Der „Ökumenische Weg“ trägt mit Abruf­angebo­ten und hoch­karätigen Fach­personen einen Impuls an die Basis und beson­ders in die Ge­meinden: Warum lohnt es sich für uns als Christen, sich für Gerechtig­keit, Frieden und Bewah­rung der Schöp­fung zu enga­gieren?

Der „Ökumenische Weg“ macht Projekte öffentlich, die bereits an der Basis laufen. Damit wird gezeigt, welchen positi­ven Effekt solches Engage­ment für den Gemeinde­aufbau und die Glaub­würdig­keit der christli­chen Bot­schaft hat.  Gemein­den werden so zu eigenen Projek­ten angeregt. Einen vorläu­figen Höhe­punkt  erreicht der Ökume­nische Weg mit einem großen Ökume­nischen Festtag am Buß- und Bettag, den 20. Novem­ber 2019 rund um die Kreuz­kirche Dres­den – 30 Jahre nach der großen Ökume­nischen Ver­sammlung 1988/89.

Im Rahmen des Festtags sollen heraus­ragende Projekte gewürdigt sowie Ge­mein­den und Menschen an der Basis ermutigt werden, den Impuls des Ökume­nischen Weges über das Jahr 2019 hinaus weiter­zu­führen.

Angebote, Impulse, Mitmach­möglich­keiten und inspirie­rende Projekte auf >www.oekumenischerweg.de.


Tauferinnerung

Nicht immer, aber immer öfter!

Beginnend mit dem neuen Jahr 2019 wollen wir einmal im Viertel­jahr einen Gottes­dienst mit Tauf­erinne­rung feiern. Dazu werden alle Kinder (bis 14 Jah­re) extra ein­geladen, die im davor liegenden Viertel­jahr ihren Tauftag hatten. In diesen Gottes­diensten sollen die Tauf­kerzen dieser jungen Men­schen leuchten. Wer möchte, ist ein­geladen, sich mit dem Wasser der Taufe spürbar und persön­lich seg­nen zu lassen.

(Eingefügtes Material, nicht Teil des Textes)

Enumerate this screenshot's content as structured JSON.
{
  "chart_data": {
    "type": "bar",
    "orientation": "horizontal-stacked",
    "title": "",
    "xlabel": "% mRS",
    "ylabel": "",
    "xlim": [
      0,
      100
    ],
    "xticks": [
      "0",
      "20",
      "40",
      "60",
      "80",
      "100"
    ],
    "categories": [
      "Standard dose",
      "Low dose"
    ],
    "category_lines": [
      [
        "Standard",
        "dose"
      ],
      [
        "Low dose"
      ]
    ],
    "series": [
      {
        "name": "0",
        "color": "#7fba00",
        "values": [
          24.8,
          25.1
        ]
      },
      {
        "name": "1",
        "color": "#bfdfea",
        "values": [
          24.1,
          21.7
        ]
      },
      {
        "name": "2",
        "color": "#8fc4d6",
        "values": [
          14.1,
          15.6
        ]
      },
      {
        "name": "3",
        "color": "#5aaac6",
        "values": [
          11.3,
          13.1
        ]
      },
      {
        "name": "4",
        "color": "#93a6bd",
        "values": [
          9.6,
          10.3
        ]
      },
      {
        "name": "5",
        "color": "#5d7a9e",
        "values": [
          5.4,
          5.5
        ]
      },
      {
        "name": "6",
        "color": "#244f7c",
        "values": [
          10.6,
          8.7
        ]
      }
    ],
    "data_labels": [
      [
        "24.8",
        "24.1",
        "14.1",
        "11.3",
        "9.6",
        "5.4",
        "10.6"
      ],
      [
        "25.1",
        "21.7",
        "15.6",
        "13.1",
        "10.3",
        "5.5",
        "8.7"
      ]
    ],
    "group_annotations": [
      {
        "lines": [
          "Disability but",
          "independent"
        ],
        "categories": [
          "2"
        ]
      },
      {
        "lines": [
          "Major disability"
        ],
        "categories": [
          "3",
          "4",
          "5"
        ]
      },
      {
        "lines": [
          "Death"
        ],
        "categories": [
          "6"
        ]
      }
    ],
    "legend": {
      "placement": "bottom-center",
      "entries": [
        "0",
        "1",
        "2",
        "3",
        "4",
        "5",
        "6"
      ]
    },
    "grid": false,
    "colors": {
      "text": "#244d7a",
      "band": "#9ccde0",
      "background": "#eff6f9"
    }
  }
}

Seiner Taufe kann man sich ja nicht oft genug er­innern. Luther meinte sogar, jeder Christen­mensch solle täglich in seine Taufe „hinein­kriechen“, sich also jeden Tag darüber freuen, dass er oder sie getauft ist. Dazu sollen die viertel­jähr­lichen Tauf­erinne­rungs­gottes­dienste helfen. Sie werden nicht grund­sätzlich als Familien­gottes­dienste ge­staltet, sollen aber Ele­mente ent­hal­ten, die auch Kinder an­sprechen können.

Der erste Tauferinnerungs­gottes­dienst dieser neuen „Staffel“ soll am 3. Fe­bruar 2019 in der Paul-Gerhardt-Kirche um 10.00 Uhr beginnen. Herzliche Einladung!